The Wimpy Grift: “I’ll gladly pay you Tuesday for a Hamburger today.”
In the classic Popeye cartoon series, Wimpy played Popeye’s pleasant and dedicated friend who spoke quietly and ate a big meal. He was often heard asking for others to spot him the cash to buy a hamburger. There is no record of anyone ever receiving repayment.
Temporal discount is a critical but often unknown component of every incentive plan. The term from the world of behavioral economics refers to an often subconscious discount based on the time you must wait or risk you must face before your receive something. The longer the wait, the deeper the discount. The bigger the risk of non-receipt, the deeper the discount.
A well-designed incentive plan must account for this in several ways. There must be a way to more than make up for the time and risk, for example, a leveraged upside. There must be an understanding of why the time and risk exist. This is achieved through strong communications. Most importantly, there must be a clear understanding that the value will actually be delivered if the time period is exceeded, and risk avoided. This is where the Wimpy Grift comes in.

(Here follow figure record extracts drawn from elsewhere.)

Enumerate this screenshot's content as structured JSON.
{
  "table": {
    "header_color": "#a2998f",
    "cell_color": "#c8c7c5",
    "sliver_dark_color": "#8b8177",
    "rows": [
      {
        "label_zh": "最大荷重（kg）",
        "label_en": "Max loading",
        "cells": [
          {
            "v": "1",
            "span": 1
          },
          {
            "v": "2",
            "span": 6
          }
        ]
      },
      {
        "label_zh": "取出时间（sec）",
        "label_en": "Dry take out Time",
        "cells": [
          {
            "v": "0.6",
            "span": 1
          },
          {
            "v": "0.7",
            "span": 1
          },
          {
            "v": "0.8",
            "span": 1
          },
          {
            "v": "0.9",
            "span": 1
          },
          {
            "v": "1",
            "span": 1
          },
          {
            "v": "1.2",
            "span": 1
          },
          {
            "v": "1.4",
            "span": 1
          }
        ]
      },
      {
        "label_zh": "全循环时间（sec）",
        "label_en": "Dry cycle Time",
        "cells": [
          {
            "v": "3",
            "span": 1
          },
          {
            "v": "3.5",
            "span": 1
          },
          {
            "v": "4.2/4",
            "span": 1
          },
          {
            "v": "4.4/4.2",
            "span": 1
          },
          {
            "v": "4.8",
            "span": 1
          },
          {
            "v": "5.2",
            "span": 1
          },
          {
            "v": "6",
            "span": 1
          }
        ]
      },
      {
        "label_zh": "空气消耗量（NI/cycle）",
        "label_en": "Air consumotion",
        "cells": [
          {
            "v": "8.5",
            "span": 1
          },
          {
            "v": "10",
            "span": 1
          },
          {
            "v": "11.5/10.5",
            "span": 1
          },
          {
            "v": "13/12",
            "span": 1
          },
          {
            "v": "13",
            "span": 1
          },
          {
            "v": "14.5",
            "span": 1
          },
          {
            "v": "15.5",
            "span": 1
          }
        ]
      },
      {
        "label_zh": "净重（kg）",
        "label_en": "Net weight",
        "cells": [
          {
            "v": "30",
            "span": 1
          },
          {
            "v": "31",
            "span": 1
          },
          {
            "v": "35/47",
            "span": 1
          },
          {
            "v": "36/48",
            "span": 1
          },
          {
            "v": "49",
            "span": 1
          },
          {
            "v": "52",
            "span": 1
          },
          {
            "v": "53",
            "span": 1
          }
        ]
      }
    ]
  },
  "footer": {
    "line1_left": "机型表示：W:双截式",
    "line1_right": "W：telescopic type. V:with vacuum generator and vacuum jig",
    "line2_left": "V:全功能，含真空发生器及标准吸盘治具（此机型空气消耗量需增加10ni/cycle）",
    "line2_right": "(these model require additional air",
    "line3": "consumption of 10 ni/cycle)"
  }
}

The grift can come in many flavors. The most common is the promise of an incentive plan or pay increase that never seems to occur. We are all busy. Every business has a list of very high priorities that can get in the way of fulfilling a compensation promise. Unfortunately, the delay increases the temporal discount. At some point, the future value of the promise has no value at all. Even the best incentive plan cannot fix this issue once it is a reality.
Another common example is an unachievable goal. In our zeal to create incentive plans that ensure performance, we can design plans where the “target” goal is never met. After a few occurrences of this, plan participants just begin assuming that they will never receive the program's full value. This leaves you with the tasking of raising the potential payouts to offset the discount or losing staff members to better-equipped competitors.
In both of the very common examples above, the fix is easier and less costly than the problem. You must factor in the impact of temporal discount when measuring the impact of an incentive plan. This is very little difference between a plan where the goals are unattainable and simply not having a plan at all. They are both insincere or empty promises and have zero value to the participant.
Dan Walter is a CECP, CEP, and Fellow of Global Equity (FGE). He works as Managing Consultant for FutureSense. Dan is also a leading expert on incentive plans and equity compensation issues. He has written several industry resources including a resource dedicated to Performance-Based Equity Compensation. He has co-authored ”Everything You Do In Compensation is Communication”, “The Decision Makers Guide to Equity Compensation”, “Equity Alternatives” and other books. Connect with Dan on LinkedIn. Or follow him on Twitter at @DanFutureSense.
Loved the new piece, Dan! I called one of those outcomes "rotten equity" in a September 2010 article here entitled "New Words for Old Issues".
"Rotten equity: Delivering fair or equitable treatment so late and obviously unwillingly that any positive motivational opportunity has been spoiled and converted into negative resentment by the recipient. A rotten hiring bonus is paid six months after hire; a rotten relocation expense reimbursement is made a year after you took out a loan to pay your overdue moving bill supposedly covered by your employer."
Thanks for elaborating on the dysfunctional practices we so often encounter in real life.